We reached the clinic, and after a quick run-down of how things work I sat down in my cubicle to see patients. With me I had a translator, a young girl who also is Rohingya by lineage, her parents were Rohingya but came in the first wave decades ago, she is about 18 years old. She was born in Bangladesh and she was thrilled to hear that I could speak Bangla and so she stayed with me all day. She told me that she still lives in a camp but it is in better condition than this, but that is where she has lived all of her life. She attended school in Bangladesh as well. Her commute to this clinic is an hour walk each way which she does not mind doing. From 930-5 pm I myself saw maybe 70-80 patients, and the others averaged the same. Some of the cases were chronic pain, likely related to the days worth of walking it took to come to Bangladesh. Other cases were respiratory disease, cough and cold symptoms, asthma, allergies.  I had one case of likely pancreatic cancer—what a cruelty, to have made it to asylum only to realize that your life will be cut short regardless.  Each patient came with a medical book where their vitals were written down by the medical assistant who triaged them, I would then write down a brief history and exam and a diagnosis and treatment plan.
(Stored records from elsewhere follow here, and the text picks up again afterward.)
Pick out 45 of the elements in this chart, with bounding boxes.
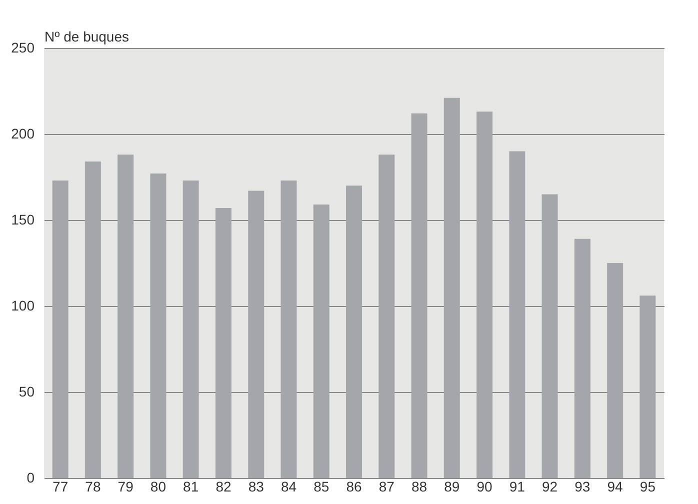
bar — [607, 263, 624, 478]
y-tick-label: 200 — [11, 126, 35, 142]
bar — [118, 154, 134, 478]
bar — [150, 174, 166, 478]
bar — [313, 204, 330, 478]
bar — [574, 238, 590, 478]
x-tick-label: 83 — [248, 478, 264, 494]
bar — [215, 208, 232, 478]
x-tick-label: 82 — [216, 478, 232, 494]
x-tick-label: 90 — [476, 478, 493, 494]
bar — [640, 296, 656, 478]
bar — [52, 180, 68, 478]
bar — [280, 180, 297, 478]
x-tick-label: 81 — [183, 478, 199, 494]
x-tick-label: 79 — [118, 478, 134, 494]
x-tick-label: 80 — [150, 478, 166, 494]
bar — [378, 154, 395, 478]
x-tick-label: 92 — [542, 478, 558, 494]
x-tick-label: 87 — [378, 478, 395, 494]
x-tick-label: 91 — [509, 478, 526, 494]
y-tick-label: 250 — [11, 40, 35, 56]
bar — [509, 151, 526, 478]
x-tick-label: 86 — [346, 478, 362, 494]
bar — [248, 190, 264, 478]
x-tick-label: 85 — [314, 478, 330, 494]
x-tick-label: 89 — [444, 478, 460, 494]
x-tick-label: 93 — [574, 478, 590, 494]
x-tick-label: 78 — [85, 478, 101, 494]
bar — [346, 186, 362, 478]
bar — [182, 180, 199, 478]
y-tick-label: 0 — [26, 470, 35, 486]
y-tick-label: 150 — [11, 212, 35, 228]
x-tick-label: 88 — [411, 478, 428, 494]
bar — [542, 194, 558, 478]
x-tick-label: 77 — [52, 478, 68, 494]
x-tick-label: 95 — [640, 478, 656, 494]
bar — [476, 112, 493, 478]
x-tick-label: 94 — [607, 478, 624, 494]
x-tick-label: 84 — [280, 478, 297, 494]
y-tick-label: 100 — [11, 298, 35, 314]
y-axis-title: Nº de buques — [44, 28, 130, 44]
bar — [411, 113, 428, 478]
bar — [84, 162, 101, 478]
y-tick-label: 50 — [18, 384, 35, 400]
bar — [444, 98, 460, 478]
Basic medications are available but only by crowdfunding and donors. The clinic funds are running low however and it is clear this will start to be a problem soon. This is a scary fact since up to 200 patients are seen in this clinic daily, DAILY! A field hospital is also being built by the OBAT group and then comes the daunting task of how to staff it. As the day’s light started to dwindle we were told to quickly wrap things up. There was a worried tone about those that were ushering us out of the clinic. We were in a race against the clock as it turns out, as it is illegal for us to remain in the camp after sundown, in fact people have been arrested! The reason is that the safety of the Rohingya is crucial, they are a vulnerable population and protecting them from things such as human trafficking or other such atrocities is incredibly important!